Abrupter Wechsel zum Diamagnetismus

Erhöht man jedoch die Magnetfeldstärke auf mehr als 105 Millitesla, kommt es zu einem abrupten Wechsel im Verhalten des Diamanten: Er richtet sich so aus, dass seine NV-Fehlstellen den Feldlinien wie eine Kompassnadel folgen. Wird der Diamant ausgelenkt, pendelt er sich immer wieder von selbst in die richtige Richtung ein. Die Abweichung von der Feldrichtung lag bei nur zwei Grad. „Die NV-Ausrichtung bleibt über eine breite Spanne von Feldstärken hinweg stabil auf diesem Wert“, berichten Hétet und seine Kollegen.

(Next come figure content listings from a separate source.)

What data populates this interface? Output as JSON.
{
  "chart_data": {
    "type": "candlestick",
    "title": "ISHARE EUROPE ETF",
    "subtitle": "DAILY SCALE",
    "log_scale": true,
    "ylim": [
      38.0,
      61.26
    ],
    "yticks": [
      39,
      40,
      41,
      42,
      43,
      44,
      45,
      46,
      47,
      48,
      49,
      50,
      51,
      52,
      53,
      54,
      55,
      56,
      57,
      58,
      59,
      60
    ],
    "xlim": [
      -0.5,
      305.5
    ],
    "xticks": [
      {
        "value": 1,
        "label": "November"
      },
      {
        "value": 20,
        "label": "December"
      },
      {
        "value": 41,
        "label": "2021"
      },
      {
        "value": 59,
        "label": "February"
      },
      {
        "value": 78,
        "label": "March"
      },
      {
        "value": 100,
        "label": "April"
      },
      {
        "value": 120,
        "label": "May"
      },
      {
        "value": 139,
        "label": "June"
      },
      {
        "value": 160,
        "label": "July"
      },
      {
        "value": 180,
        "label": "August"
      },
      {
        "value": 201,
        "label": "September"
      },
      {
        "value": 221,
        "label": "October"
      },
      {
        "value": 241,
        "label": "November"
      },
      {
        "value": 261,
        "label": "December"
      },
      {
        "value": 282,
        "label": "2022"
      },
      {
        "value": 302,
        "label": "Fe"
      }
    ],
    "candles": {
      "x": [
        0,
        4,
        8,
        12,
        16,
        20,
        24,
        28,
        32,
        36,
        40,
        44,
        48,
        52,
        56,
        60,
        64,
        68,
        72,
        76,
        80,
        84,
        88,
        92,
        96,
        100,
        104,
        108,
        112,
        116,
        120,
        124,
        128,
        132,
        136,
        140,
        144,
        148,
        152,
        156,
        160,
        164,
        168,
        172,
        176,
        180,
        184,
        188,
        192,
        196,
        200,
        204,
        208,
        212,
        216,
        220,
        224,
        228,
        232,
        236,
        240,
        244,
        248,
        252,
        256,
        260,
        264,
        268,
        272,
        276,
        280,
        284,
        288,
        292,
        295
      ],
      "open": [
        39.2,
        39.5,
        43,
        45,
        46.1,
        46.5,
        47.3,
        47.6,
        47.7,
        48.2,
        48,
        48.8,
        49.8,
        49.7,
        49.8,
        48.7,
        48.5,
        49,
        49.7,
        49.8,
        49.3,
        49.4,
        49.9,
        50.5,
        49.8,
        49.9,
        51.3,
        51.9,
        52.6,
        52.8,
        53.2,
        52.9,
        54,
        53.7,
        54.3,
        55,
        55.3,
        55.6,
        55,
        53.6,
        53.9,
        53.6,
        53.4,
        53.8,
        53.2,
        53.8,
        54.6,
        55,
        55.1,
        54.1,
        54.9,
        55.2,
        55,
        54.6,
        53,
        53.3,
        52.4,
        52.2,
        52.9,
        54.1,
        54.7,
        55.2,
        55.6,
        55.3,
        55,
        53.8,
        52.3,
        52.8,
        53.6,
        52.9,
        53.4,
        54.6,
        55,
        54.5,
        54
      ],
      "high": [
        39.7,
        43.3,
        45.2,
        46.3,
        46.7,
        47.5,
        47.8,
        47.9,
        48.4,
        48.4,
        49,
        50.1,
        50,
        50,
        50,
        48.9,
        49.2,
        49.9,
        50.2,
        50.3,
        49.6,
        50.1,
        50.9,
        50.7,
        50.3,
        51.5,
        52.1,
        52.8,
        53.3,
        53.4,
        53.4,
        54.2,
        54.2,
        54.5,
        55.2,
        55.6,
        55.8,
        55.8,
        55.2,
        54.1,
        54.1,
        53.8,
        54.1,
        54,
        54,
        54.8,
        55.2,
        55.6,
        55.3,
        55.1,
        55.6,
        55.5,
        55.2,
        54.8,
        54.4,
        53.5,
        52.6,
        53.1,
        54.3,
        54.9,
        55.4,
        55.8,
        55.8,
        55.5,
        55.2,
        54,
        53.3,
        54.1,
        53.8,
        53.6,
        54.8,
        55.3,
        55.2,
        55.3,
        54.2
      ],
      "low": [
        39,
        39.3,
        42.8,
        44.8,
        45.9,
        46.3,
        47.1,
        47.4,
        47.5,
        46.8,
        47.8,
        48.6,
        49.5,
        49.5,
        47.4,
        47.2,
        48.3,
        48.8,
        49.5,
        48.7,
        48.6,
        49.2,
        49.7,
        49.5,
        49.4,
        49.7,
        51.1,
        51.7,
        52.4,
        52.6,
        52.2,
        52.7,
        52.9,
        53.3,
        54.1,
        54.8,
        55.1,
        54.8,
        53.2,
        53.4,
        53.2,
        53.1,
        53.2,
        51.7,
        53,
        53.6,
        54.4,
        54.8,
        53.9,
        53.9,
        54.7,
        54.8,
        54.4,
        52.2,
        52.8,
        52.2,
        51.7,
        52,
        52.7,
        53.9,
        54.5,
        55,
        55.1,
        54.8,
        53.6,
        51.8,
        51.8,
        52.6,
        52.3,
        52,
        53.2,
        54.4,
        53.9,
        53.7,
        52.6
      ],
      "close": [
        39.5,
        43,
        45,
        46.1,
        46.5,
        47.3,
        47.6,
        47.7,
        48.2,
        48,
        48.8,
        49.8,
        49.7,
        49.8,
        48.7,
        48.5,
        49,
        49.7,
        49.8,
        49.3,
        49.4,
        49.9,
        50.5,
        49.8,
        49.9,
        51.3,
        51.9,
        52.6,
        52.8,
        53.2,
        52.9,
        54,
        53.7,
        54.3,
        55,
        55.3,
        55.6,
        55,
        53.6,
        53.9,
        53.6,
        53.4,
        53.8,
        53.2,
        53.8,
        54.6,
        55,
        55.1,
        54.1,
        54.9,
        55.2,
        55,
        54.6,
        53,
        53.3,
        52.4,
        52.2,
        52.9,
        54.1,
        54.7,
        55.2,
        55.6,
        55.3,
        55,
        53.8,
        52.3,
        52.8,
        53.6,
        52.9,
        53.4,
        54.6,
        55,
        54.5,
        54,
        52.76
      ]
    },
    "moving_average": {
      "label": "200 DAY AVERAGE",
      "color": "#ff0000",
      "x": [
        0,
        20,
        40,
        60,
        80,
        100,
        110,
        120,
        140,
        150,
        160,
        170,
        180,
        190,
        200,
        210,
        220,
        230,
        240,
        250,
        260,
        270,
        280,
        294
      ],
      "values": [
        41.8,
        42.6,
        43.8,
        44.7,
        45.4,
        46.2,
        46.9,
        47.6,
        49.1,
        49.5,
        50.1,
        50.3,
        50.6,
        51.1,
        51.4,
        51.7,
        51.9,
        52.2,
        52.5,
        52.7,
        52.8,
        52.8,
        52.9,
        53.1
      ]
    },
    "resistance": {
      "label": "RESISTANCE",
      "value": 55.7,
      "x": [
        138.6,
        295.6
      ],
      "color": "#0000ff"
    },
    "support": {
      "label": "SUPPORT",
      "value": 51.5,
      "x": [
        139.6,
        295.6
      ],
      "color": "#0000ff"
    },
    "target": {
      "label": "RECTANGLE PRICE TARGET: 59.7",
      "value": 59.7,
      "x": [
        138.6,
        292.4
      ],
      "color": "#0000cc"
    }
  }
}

Nach Angaben der Forscher ist dieses Verhalten des Diamanten durch einen Wechsel seiner spin-induzierten Magneteigenschaften zu erklären: Nachdem er im schwachem Magnetfeld zunächst paramagnetisch wurde, wechselte er ab etwa 103 Millitesla in den diamagnetischen Zustand. Die Spins der NV-Fehlstellen im Kristallgitter ordnen sich dabei so an, dass sie genau entgegengesetzt zu den magnetischen Feldlinien zeigen.

Lasertuning eröffnet neue Anwendungsmöglichkeiten

„Eine der eindrucksvollsten Merkmale dieses Diamagnetismus ist jedoch seine optische Einstellbarkeit“, konstatieren die Wissenschaftler. Denn der Winkel des magnetisierten Diamanten lässt sich durch Laserbestrahlung beeinflussen: Der Laser polarisiert die Quantenzustände der Fehlstellen und bestimmt so, wie die Spins der NV-Elektronen auf das externe Magnetfeld reagieren. „Das ist ein guter Startpunkt, um alle möglichen Manipulationen der NV-Spins durchzuführen“, sagt Hétet.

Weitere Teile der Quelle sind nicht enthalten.